Penley lies on the path of the long-distance walk, the Maelor Way.

==Church and parish history==
Penley Church was originally built in 1538. The timber structure was replaced by a brick one in 1793. This was demolished in 1893, and the current church was completed in 1899; it was consecrated in 1902, and dedicated to Mary Magdalene.

Penley was originally part of the parish of Ellesmere in neighbouring Shropshire, but it became a separate parish towards the end of the Commonwealth period. In early 1661, it reverted to being part of the parish of Ellesmere, after the Restoration of Charles II. In 1860, it again became a separate parish.

It was then in the English Diocese of Lichfield until 1920, when following the disestablishment and disendowment of the Church in Wales, it was transferred to the Welsh Diocese of St Asaph, where it remains.

Penley was home to the Penley Community Hospital, which cared for Polish ex-servicemen who settled in the area.

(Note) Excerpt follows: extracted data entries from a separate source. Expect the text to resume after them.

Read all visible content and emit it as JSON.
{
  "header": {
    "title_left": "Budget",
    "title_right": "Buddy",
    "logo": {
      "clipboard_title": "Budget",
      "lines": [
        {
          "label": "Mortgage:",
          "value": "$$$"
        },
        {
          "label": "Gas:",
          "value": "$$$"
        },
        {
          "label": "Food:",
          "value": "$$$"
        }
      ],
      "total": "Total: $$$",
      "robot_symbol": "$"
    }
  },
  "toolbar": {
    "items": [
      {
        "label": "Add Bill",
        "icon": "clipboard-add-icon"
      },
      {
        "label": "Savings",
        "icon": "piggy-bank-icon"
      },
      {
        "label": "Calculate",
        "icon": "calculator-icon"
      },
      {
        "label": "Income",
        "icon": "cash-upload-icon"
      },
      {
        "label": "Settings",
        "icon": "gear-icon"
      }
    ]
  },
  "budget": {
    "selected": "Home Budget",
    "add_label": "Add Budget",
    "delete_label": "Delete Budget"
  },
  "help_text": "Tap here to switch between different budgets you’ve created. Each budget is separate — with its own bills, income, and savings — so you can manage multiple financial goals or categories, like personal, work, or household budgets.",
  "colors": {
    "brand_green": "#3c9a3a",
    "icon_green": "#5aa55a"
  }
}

It closed in 2002.

==Schools==
Penley has one primary school and one secondary school. The primary school, known as the Madras School, was built in 1811 by George Kenyon II, Baron Kenyon of Gredington. Penley's secondary school, The Maelor School, was built in 1957 and serves the rural communities on both sides of the border. It has had excellent GCSE results over the last few years with a high percentage of pupils getting A*s; it was awarded the title of the "most improved secondary school in North Wales" from the Curriculum Authority for Wales in 2006.